Pourriel et antipourriel: des industries complémentaires en croissance

Nelson Dumais -20/06/2008

Le pourriel se répand comme jamais. Impossible à arrêter, on estime qu'il constitue entre 80 % et 95 % de tout le volume de courrier électronique échangé, selon les sources. Une sombre industrie qui stimule le développement de son contraire, l'antipourriel.

Si on en croit  Spamhaus, une référence Web en ce qui a trait à la lutte antipourriel, les polluposteurs vivraient présentement le bonheur total. Jamais leur commerce n'aurait été aussi prospère.

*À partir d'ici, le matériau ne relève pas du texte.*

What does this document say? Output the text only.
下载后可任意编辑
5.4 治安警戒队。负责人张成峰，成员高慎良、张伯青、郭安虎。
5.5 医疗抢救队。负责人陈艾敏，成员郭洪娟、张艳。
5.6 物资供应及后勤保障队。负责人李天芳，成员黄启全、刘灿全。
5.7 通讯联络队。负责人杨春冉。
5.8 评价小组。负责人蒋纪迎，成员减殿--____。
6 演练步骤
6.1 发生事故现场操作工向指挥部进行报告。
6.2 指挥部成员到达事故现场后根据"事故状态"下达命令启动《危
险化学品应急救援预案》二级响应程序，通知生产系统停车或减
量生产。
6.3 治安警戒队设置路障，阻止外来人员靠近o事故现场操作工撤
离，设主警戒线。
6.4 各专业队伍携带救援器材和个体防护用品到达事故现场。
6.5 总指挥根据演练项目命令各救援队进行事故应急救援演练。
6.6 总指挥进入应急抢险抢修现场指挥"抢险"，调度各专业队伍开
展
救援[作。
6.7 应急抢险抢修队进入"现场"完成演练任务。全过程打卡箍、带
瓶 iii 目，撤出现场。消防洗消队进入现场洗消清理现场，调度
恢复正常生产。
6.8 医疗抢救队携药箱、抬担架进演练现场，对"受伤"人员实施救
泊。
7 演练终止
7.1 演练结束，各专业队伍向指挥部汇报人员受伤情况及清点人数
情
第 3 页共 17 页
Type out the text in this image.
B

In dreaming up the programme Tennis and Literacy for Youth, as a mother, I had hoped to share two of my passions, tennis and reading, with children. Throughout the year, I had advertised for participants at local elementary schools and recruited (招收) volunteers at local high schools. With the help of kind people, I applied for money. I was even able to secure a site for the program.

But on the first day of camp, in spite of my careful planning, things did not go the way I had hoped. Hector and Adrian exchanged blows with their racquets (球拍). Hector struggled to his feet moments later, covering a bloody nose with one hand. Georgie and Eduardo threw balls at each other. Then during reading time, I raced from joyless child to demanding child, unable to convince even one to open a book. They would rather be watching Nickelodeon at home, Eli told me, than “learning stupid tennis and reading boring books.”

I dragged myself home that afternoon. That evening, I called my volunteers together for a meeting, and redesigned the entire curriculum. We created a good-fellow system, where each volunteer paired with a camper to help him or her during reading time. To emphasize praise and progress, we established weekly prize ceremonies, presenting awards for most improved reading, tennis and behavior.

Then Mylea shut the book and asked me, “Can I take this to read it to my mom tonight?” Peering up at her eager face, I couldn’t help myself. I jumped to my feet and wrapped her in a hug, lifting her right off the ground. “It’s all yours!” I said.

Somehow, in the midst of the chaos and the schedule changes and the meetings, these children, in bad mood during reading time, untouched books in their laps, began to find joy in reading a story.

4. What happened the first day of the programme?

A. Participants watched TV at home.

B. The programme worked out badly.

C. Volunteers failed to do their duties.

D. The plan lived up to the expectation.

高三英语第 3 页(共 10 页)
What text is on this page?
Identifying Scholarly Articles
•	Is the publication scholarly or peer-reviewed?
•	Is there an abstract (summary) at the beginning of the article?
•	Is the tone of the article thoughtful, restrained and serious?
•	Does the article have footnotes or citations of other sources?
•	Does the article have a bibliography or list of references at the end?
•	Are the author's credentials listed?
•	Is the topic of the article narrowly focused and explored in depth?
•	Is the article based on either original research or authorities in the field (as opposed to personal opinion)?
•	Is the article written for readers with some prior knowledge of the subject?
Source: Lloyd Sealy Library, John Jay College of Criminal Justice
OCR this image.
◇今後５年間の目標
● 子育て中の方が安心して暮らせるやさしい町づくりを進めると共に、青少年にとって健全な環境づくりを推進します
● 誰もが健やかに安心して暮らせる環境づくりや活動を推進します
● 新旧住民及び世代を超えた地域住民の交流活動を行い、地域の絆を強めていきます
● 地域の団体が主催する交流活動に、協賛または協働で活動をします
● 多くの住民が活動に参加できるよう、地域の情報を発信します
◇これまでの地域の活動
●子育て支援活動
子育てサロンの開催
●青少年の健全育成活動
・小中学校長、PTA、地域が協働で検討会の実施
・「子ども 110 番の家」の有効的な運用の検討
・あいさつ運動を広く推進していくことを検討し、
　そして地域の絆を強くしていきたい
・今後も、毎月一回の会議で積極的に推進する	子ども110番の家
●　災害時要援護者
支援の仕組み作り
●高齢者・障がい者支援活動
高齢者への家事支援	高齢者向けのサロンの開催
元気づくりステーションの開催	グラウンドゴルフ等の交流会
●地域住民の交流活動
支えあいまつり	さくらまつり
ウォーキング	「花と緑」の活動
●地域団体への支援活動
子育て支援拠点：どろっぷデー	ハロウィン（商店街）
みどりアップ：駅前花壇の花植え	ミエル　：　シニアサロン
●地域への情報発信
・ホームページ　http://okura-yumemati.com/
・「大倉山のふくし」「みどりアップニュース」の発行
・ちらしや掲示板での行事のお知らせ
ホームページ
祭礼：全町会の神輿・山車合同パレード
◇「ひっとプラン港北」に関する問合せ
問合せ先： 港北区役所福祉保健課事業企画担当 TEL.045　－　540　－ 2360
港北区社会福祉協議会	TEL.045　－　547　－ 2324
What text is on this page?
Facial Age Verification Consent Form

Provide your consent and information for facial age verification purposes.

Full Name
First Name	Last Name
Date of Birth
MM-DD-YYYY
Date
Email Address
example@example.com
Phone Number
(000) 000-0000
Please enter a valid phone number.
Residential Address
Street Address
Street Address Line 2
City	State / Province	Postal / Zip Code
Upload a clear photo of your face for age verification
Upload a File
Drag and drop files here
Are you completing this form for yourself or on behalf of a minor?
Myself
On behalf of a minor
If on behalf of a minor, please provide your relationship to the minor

En juin 2008, profitant de lois gruyères ou de vides juridiques, les polluposteurs seraient organisés en industrie et disposeraient de cyber places d'affaires où ils pourraient acheter des services ou des logiciels « ratware », vendre des solutions, établir de nouveaux contacts, collaborer sur des opérations.
 
Ils utiliseraient des techniques variées, par exemple le Snowshoe Spamming et l'hébergement  Bulletproof. Et puisqu'une très forte proportion de leur pourriel rebondit après avoir été bloqué, m'explique David Poellhuber, PDG de la société montréalaise Zerospam, ils usurperaient souvent des identités Web pour leurs adresses de réponse, ce qui entraînerait des tempêtes d'avis de non-livraison (Non Delivery Reports - NDR) déferlant sur ces domaines légitimes.

Criminels sans frontières

Les membres de cette opulente industrie, certains relevant de groupes criminels identifiés comme tels par les forces policières internationales (par exemple le RBN), seraient connus et pointés du doigt; la plupart proviendraient des États-Unis, de la Chine et de la Russie (note : la société Sophos accorde la 3e position à la Turquie). Quant au Canada, il serait le dixième « plus pire pays au monde », sur le plan pollupostage (bien qu'absent du tableau de Sophos). Même que Spamhaus cite des noms en provenance du Québec, de la Nouvelle-Écosse, de la Colombie-Britannique ou encore de l'Ontario.
 
Grâce à ces « industriels besogneux », la masse de pourriels varierait entre 90 % et 95 % (selon les régions) de tout le courriel émis. En avril dernier,  Sophos évaluait la masse totale à 92,3 %. Au même moment, la conservatrice Symantec y allait d'un petit 80 %.